How can companies counter the effects of physical distance to keep their remote workers engaged? The answer is probably not another Zoom call. There are instead a whole host of ways to show remote workers they are a valued member of the team. These are the secrets we think you can’t afford to miss.

Make remote workers feel included

Making remote workers feel included is easier said than done, but is undoubtedly the key to keeping them engaged in their work. Ensuring connectivity between remote workers, their managers, and the rest of the team is vital. This can be as simple as asking everyone what their plans are for the coming weekend or holiday – which also demonstrates that you expect your colleagues to enjoy their time off and not worry about work.

Asking these sorts of questions at the end of a work meeting will show your remote workers that you see them as more than just employees or machines. Remembering the next week to ask them how the event went, or what the museum they might be visiting was like, will further reinforce the idea that they are valued and considered members of the company.

One further advantage is that remote workers will feel that you care about their overall wellbeing, and are much more likely to come to you early on should they be facing any pressures or problems in their work or home lives, which you can then try and fix before they even become a problem.

Send your remote workers care packages

Sending your remote workers a care package on a regular basis is another way of keeping them engaged. Any care package you decide to send out doesn’t have to be costly either. Even a simple gift, such as a snack box filled with healthy edibles, demonstrate that a company is constantly thinking about their remote workers, and provides a physical link with management.

Beyond packages that might come through the post, companies can send out links to non-work-related articles that managers think workers might find interesting or useful.
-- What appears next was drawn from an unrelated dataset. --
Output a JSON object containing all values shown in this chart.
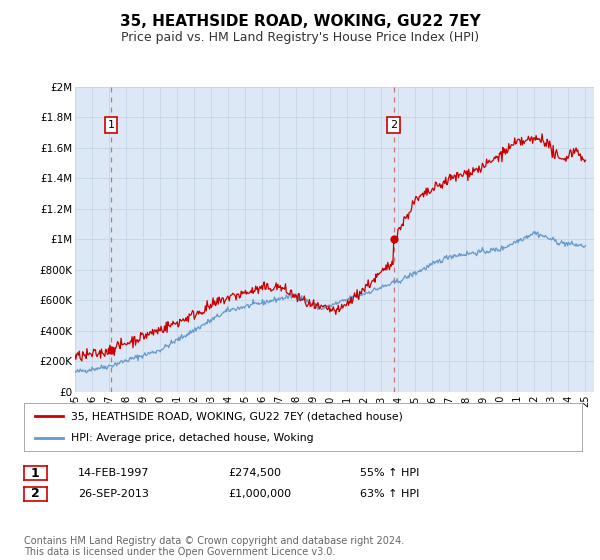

These can be as wide ranging as ways of improving concentration in a home office, to fun pictures of puppies. Such article sharing that trigger a whole raft of communication between work colleagues in different locations that wouldn’t otherwise exist, strengthening your virtual teams.

Schedule virtual meetups

While you don’t want your remote workers burnt out through excessive video conferencing, this technology does have its uses in ensuring such employees feel engaged. It’s important that they want to turn up to whatever is organized, so creating an online poll to discover the best time to host such an event, as well as exactly what it should entail is a great first step to show you are interested in the opinions of your employees.

Such a meet-up could be as simple as setting aside a scheduled hour during the working day for everyone to get together and chat. You might instead opt to have a virtual lunch together once a week – which has the added benefit of demonstrating the important of a work-life balance to your employees.

Feed into your remote workers’ interests

A growing number of companies are realizing the longer-term benefits of giving remote employees a small amount of time to pursue blue sky projects. While Jack and Ferdi aren’t suggesting throwing huge amounts of resources to such projects, there are indirect advantages to giving such space to remote workers, which is why everyone from Hewlett-Packard to Google allow their workers such time.

A minimum of 10% of work time is recommended, or 4 hours per week, although this could be given as a block of two days in the month in which remote workers can try out their ideas. You’ll find, if anything, that productivity increases despite the redirection of 10% of your employees’ working time. These schemes also foster an atmosphere of welcoming suggestions and improvements within the company at the same time, which will again inspire remote workers.

Ensuring your remote workers remain engaged is even more important, and potentially difficult, than with any physical employees you may have. However, follow our secrets to engaging remote employees, and you’ll see your company grow from strength to strength.